Anyone who knows me will understand that I love to travel. And planning to travel is at least half the fun. I think, for me, the planning has always been an outlet for relieving day-to-day stresses. Real life can sometimes be a bummer. What better way to combat the mundane than with planning an escape, right? Right.
Even when the planning part is done, there’s lots to do. I mean – I can look at pictures of where I’m going on TripAdvisor and Facebook. I can show the kids pictures of all our other trips to the same resort. Sure, let’s get them hopped up on trip planning adrenaline, too. It’s fun! So, can you guess what happens when you tell a 4-year-old and a 7-year-old that Mommy and Daddy are taking them to Mexico next month? And then show them beautiful pictures of the beach, the pool, the sun, the sand, the WATER PARK?!? And then tell them they only have to wait 36 sleeps?
They want today to be over. They want every day between now and departure to be over. They want to go NOW.
So….this is not good. And, here’s why. There are a lot of moments between now and April 10 that have the potential to be great moments. But, if we spend every moment dreaming about that moment when we arrive in paradise…we’ve wasted them all. Not every moment between now and then is going to be awesome…but every moment is going to be what we make it.
And. The only moment that is guaranteed to be a moment at all is THIS MOMENT. What if we spend a bunch of moments dreaming about how great the moments on vacation will be…and then something bad happens and there is no vacation? Anything could happen.

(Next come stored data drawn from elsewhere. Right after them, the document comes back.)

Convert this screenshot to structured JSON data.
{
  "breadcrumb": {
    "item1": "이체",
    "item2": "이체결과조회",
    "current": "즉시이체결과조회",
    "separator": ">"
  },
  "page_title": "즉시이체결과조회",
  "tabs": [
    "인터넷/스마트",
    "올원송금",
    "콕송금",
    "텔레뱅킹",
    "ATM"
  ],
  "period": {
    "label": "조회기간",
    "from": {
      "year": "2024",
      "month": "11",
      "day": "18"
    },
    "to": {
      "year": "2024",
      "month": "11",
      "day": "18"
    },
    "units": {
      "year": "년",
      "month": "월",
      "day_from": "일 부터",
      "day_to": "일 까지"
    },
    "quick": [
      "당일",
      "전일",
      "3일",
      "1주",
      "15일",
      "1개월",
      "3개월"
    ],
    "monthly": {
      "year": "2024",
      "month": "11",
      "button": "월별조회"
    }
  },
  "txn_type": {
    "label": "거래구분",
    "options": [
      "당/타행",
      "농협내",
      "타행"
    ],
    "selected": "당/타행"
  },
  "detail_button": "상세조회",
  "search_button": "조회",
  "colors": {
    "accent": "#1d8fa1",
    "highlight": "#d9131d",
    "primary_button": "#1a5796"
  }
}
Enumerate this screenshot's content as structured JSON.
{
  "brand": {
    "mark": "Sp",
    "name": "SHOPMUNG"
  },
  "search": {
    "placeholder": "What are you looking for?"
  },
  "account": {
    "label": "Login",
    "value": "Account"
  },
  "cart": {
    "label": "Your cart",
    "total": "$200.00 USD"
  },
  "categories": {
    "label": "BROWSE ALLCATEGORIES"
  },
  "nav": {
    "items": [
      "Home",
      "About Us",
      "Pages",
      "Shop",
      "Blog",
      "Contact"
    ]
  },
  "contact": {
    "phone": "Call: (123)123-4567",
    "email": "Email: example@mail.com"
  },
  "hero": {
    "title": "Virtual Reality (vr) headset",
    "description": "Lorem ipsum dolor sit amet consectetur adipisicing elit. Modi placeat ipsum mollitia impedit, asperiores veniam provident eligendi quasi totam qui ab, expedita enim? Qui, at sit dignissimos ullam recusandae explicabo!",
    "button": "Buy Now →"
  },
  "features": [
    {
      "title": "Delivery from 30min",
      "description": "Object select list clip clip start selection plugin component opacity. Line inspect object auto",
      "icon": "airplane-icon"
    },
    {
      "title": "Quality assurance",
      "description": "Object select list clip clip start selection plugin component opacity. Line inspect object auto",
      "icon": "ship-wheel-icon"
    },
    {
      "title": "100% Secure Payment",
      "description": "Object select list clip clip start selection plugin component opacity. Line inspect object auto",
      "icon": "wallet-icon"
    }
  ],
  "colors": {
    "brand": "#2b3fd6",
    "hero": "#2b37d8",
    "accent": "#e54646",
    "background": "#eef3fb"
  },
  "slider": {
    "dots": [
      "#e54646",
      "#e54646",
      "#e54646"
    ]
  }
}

So, I need to do a better job of teaching the littles that, sure, vacation will probably be fun. But, THIS is good, too. Today is fun. Every day has the potential to be the best day ever. Pizza Delight for supper??? Yes! Listening to Emma sing Dolly Parton’s Coat of Many Colours? Fun!?! Watching William wiggle his butt like nobody’s business? OMG, so fun! Talking to Brenna about “Kenny”? Hysterically funny and fun and mildly intriguing… Who IS Kenny anyway??? Getting an email with Cameron’s university graduation picture? Amazing! Learning that Devon got an 88 on a math test? Wooooohooooo!
This moment is life. It’s not going to be better when I’m on vacation, when I lose 20 pounds, when I get that job, when I have more money, when I have less stress. Life happens in the now. There’s no pause button. This is not a phase or an interlude. This is IT. And this is AWESOME.